Они убили Роба и Вика на их глазах. Отрезали кусочки кожи, задавая вопросы. Один вопрос — один лоскут, который эти сволочи аккуратно… чтоб им сдохнуть. Донельзя аккуратно складывали на земле друг на друга. Нейтралы оказались глубоко любознательными тварями и не остановились только на свежевании, начав отрезать части тел. К чести парней те не прокололись. Даже когда ублюдки взламывали им сознание. Черт, Сэм подозревал, что сама пытка с расчленением была всего лишь развлечением для нейтралов. Ведь они могли прочесть их сразу. Но неееет… Бездушные мрази сначала вдоволь помучили парней и только потом начали свои животные игрища с их мозгами. Вот только те, как и Рино, ни хрена не знали ни о Владе, ни о планах остальных членов королевской семьи, ни о местонахождении Сера, бежавшего с сундуком в безопасное место. Своеобразный буфер, который должен был обеспечить им победу в переговорах с Курдом. Это было обязательно условие Самуила, на которое и Смерть, и Велес, и все остальные согласились — абсолютное неведение относительно дальнейших ходов короля.

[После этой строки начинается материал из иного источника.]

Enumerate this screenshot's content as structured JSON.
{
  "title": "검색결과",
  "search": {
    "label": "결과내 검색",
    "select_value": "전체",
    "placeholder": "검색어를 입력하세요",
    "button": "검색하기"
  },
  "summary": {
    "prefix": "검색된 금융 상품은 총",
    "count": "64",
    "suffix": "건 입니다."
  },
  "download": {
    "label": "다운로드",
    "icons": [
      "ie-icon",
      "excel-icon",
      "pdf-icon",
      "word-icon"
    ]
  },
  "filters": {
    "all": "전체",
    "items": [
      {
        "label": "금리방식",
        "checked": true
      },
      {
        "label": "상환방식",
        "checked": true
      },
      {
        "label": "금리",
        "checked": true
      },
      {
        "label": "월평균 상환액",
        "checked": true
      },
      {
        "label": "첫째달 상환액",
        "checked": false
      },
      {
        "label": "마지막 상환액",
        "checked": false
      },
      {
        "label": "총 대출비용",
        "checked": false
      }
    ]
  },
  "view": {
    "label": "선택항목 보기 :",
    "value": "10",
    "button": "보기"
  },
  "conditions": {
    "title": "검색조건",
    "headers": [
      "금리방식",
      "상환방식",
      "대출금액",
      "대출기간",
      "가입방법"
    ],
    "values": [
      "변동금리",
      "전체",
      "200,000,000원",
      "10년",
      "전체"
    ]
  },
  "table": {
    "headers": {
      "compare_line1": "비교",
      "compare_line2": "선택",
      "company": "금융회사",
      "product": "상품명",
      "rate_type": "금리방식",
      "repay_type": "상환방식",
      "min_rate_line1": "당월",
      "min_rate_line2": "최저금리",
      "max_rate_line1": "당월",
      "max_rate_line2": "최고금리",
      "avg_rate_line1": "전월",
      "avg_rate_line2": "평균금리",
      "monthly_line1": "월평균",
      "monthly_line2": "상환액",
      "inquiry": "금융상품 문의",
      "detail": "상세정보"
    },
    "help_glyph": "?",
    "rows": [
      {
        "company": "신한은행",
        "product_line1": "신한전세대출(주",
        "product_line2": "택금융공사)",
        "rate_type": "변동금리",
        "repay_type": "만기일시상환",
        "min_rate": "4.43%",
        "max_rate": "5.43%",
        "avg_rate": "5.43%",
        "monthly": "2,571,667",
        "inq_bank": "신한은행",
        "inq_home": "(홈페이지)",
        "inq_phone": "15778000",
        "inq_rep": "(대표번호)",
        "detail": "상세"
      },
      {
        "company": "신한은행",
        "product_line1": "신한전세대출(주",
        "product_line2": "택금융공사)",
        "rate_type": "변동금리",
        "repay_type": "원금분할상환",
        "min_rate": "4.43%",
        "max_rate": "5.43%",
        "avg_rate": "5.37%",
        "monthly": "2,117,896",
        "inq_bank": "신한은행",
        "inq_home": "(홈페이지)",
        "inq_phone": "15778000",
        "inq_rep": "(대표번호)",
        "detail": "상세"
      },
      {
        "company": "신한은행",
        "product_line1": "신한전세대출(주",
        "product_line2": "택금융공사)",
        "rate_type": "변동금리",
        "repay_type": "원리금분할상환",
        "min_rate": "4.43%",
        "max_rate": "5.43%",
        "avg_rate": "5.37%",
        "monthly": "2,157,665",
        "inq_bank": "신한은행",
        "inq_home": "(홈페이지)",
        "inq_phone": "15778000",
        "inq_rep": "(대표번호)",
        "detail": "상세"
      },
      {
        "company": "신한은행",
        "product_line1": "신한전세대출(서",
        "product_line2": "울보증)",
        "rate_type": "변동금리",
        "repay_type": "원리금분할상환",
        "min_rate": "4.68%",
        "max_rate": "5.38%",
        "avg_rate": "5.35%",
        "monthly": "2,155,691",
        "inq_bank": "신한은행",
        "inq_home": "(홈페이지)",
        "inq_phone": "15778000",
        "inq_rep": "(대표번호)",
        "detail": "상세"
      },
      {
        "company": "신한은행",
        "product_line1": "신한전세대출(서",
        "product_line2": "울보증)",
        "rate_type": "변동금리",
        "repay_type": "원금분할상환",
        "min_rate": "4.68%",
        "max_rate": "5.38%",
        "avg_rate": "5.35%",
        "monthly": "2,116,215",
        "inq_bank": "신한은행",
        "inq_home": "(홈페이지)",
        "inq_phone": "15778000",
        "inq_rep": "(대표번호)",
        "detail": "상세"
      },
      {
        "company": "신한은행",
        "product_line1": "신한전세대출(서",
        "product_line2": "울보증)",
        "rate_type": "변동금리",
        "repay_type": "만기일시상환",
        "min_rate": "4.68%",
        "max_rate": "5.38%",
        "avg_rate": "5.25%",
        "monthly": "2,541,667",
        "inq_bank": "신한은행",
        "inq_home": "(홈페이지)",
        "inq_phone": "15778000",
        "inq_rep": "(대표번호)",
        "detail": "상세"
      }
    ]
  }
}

А потом Сэм понял, для кого на самом деле был весь этот кровавый спектакль. Для него и только для него. Так как ни одна сука не могла взломать его эмоциональную сетку, подобраться к его мысленной стене, которую он воздвиг, едва выполз наружу. Подонки убили его друзей, чтобы пошатнуть ауру Сэма, пробить ее не извне, а изнутри, оттуда, где он был наиболее уязвим. И он знал, кто мог выбрать такую тактику. Знал и чувствовал, как разливается по венам вновь пробудившаяся ярость к тому, за которого еще недавно был готов сдохнуть. Хотя Сэм презирал себя не меньше, чем его. Презирал за то, что снова бы предпочел пойти против всех, но не позволить никому уничтожить Мокану. Только он и его мать… только они заслужили стать палачами этого бездушного зверя.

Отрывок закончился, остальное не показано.